The road from Soufriere up 1000 feet through the crater of the active Morne Plat Pays volcanic complex is nothing more than rubble in some places. The going is slow enough to get a good view of where sulfur vents have created rivulets of denuded vegetation against the otherwise lush green of the hillsides. At the end of the road, like a period at the end of a sentence, sits the Bois Cotlette estate.
Bois Cotlette is one of the island’s oldest surviving estates. It was founded in the 1720’s during the early years of settlement by the French, who by this time had already founded plantation estates on Guadeloupe to the north and Martinique to the south. Fast forward nearly 300 years, it was New Jersey natives, Jonathan Lehrer and his wife, Victoria, who got lost on a business trip to the island and literally stumbled across Bois Cotlette thanks to one of Soufriere’s residents offering to show them around. The couple fell in love with the estate, bought it, resurrected the centuries old coffee and cocoa production and opened the estate to the public. Today, Bois Cotlette features a collection of well-preserved French Colonial buildings. These include the recently renovated Maison de Maître, buildings for the processing of coffee and cocoa, and the only existing yet non-functional windmill tower on Dominica.

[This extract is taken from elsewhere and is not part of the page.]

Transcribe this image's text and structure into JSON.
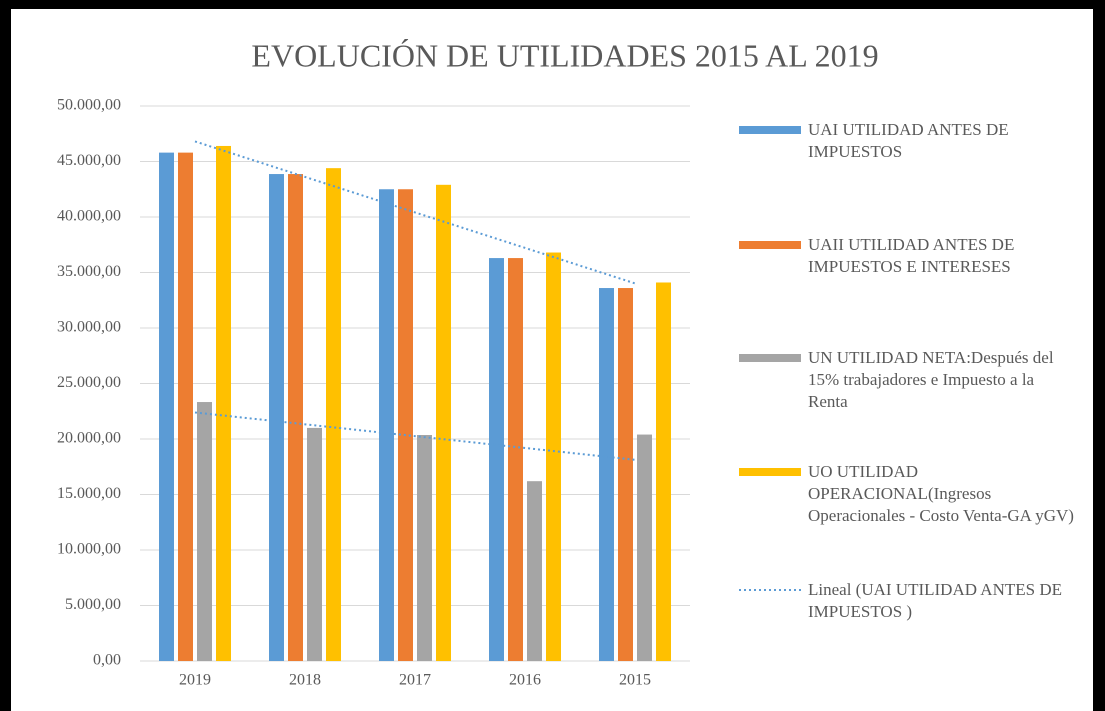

Since 2009, Dr. Mark Hauser, assistant professor of anthropology at Northwestern University in Illinois USA, has led excavations and unearthed a great deal of the estate’s past. For foodies, chocoholics or those who like to get a true taste of where they’ve cruised, it’s the bean to bar history of chocolate that is most fascinating.

Out of 35 acres suitable for farming on the estate, the other 15 being way too steep, cocoa grows on 5 acres. The cocoa farmed here is the high quality (lots of aroma with little bitterness), relatively scarce Criollo variety. This variety makes up only about 3 percent of global cocoa production, and in addition to limited supply, doesn’t bear as prolifically as the much more plentiful and supermarket variety of Forastero, so Criollo is usually more expensive. Thirty to forty cocoa beans grow in a pod the size of a small papaya. It’s from the pod that the Dominica Chocolate Tour at Bois Cotlette starts, led by Jonathan. He talks through and shows the old-time equipment used in the fermenting process that turns beans a chocolatey brown to the drying, roasting and grinding.

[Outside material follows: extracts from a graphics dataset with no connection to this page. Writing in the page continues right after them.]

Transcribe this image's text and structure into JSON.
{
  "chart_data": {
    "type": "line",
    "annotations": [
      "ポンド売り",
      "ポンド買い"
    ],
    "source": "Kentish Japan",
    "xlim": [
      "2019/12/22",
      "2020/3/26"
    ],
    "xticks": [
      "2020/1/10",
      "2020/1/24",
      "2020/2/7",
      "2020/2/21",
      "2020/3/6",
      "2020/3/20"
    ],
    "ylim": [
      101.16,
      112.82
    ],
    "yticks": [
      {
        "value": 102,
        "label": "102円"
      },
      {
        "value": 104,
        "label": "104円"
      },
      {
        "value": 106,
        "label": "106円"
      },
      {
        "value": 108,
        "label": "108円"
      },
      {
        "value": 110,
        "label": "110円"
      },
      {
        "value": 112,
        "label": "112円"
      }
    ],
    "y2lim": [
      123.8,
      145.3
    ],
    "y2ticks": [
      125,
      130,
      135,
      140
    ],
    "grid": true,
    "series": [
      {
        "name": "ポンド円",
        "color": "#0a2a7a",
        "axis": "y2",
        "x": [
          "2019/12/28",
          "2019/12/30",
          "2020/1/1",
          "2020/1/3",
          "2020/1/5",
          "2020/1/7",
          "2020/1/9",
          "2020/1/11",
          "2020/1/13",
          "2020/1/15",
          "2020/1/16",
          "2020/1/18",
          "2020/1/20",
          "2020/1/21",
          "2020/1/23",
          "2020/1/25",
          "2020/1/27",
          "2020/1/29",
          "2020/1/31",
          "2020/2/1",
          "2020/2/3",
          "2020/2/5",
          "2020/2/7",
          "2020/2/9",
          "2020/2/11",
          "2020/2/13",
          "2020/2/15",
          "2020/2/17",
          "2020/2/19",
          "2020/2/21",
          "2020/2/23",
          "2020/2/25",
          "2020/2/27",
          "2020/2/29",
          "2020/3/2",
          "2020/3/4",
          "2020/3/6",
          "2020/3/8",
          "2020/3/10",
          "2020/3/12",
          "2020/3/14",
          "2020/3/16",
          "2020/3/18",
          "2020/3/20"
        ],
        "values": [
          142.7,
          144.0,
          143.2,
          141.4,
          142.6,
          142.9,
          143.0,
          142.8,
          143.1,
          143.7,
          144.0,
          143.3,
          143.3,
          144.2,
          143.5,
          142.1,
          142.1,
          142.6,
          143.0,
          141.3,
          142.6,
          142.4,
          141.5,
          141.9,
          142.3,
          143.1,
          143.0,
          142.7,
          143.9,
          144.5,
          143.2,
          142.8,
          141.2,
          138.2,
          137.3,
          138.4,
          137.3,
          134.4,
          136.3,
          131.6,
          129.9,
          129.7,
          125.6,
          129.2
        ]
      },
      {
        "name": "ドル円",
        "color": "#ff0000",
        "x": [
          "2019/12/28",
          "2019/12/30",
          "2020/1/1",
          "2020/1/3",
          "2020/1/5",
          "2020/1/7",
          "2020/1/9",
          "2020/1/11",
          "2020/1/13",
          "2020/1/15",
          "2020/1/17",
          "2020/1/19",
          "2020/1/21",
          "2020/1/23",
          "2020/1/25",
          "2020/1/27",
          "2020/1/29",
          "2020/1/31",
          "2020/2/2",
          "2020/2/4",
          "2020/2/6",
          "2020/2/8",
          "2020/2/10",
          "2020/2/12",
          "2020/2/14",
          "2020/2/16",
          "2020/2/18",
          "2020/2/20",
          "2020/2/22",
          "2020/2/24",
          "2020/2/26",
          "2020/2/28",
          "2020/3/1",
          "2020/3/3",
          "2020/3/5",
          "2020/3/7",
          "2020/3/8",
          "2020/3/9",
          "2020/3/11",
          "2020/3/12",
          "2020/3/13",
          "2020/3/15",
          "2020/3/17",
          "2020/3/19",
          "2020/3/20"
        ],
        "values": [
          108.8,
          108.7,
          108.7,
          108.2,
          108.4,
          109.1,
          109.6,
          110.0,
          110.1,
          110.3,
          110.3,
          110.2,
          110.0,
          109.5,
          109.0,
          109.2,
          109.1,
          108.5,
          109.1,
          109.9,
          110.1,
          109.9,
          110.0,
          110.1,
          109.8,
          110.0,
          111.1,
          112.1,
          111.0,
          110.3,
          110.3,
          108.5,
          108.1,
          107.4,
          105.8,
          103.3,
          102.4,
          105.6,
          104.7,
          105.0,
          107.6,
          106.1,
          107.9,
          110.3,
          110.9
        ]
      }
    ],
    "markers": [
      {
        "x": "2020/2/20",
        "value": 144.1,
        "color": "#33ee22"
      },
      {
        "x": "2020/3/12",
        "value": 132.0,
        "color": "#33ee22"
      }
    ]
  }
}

The tour’s dessert course is actually making chocolate. A building located next to the Maison is where Victoria sets up an open-air kitchen with two double boilers. Audience participation is the hands-on part of the tour and a necessity for the tempering and molding process. Victoria spices the demonstration with plenty of information about true chocolate and how to make it. Afterwards, the proof of the pudding is a taste of the finished product.

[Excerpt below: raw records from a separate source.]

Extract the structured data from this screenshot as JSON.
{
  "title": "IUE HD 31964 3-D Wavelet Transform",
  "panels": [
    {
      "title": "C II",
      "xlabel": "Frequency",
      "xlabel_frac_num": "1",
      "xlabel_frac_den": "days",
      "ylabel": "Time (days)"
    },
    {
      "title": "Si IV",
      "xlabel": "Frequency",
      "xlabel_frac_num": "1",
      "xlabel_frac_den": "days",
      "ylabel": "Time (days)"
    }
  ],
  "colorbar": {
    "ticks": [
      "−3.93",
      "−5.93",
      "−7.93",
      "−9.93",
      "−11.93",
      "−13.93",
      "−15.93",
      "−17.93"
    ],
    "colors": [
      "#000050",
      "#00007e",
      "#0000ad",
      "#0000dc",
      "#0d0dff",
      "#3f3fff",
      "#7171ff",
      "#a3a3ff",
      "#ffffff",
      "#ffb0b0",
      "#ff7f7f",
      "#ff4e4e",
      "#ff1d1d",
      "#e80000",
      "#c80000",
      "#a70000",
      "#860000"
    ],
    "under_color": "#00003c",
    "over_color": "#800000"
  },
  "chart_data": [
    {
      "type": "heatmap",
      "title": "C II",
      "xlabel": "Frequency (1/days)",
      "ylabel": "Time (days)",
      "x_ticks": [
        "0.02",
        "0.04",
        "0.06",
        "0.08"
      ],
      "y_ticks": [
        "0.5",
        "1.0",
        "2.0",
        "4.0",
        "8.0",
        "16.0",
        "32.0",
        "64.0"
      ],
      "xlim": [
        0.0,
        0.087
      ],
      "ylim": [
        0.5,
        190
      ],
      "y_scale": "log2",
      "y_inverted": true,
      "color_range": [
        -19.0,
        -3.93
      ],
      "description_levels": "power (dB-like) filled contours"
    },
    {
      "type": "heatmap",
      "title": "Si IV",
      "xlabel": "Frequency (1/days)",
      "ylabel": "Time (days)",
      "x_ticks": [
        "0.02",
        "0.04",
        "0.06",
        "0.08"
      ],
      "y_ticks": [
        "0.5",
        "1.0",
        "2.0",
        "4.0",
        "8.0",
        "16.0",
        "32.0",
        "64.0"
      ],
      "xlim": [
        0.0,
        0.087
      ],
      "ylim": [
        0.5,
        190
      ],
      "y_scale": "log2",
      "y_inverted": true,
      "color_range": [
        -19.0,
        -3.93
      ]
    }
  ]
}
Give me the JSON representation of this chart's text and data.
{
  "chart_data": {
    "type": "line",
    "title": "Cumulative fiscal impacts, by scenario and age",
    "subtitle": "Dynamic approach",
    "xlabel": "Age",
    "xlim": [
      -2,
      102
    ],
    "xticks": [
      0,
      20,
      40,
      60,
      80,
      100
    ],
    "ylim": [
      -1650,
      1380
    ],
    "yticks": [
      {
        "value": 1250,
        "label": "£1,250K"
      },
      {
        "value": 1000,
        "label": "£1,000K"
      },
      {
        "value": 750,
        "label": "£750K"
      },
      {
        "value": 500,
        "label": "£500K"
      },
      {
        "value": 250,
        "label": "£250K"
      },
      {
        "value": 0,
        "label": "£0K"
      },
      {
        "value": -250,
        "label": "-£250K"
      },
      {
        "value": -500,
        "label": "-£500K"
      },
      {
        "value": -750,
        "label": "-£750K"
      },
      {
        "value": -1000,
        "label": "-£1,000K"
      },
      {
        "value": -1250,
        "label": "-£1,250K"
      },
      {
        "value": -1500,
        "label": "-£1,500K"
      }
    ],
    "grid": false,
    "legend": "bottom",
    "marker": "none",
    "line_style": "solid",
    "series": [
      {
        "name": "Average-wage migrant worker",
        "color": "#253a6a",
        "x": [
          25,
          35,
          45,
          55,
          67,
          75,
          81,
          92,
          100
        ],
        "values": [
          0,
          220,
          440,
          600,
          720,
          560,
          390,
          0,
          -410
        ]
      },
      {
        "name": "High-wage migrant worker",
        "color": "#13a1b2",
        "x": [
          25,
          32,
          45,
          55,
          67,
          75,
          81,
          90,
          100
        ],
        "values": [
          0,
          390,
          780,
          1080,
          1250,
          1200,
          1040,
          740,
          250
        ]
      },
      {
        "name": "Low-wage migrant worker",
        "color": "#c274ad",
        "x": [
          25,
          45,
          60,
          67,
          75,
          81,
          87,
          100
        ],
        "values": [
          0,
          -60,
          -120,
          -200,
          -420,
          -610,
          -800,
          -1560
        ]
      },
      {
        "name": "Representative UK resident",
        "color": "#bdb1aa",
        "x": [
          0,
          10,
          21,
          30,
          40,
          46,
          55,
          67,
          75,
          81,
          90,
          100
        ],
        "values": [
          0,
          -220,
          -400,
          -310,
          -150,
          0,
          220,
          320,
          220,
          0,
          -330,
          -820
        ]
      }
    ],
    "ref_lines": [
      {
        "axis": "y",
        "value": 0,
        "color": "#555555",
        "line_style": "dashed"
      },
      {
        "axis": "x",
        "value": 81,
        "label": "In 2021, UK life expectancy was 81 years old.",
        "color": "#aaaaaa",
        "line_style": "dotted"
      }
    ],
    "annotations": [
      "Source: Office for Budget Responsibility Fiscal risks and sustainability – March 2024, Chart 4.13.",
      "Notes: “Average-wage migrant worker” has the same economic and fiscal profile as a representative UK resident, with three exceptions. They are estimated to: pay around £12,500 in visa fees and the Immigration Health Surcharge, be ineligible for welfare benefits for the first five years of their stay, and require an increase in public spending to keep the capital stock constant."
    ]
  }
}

The single-source, heirloom-style, boutique-produced chocolate bars here are 70 percent cocoa, unlike the 11 percent in supermarket milk chocolate. Quality abounds as the Bois Cotlette bars don’t have sugar as a first ingredient. They also use natural cocoa butter instead of vegetable oil and they don’t use alkalized cocoa (a process which reduces the health-protecting antioxidants in the bean.)

A visit to the Bois Cotlette estate is definitely a good way to get a true taste of Dominica, as well as to find some real chocolate to bring back and pack away in the galley.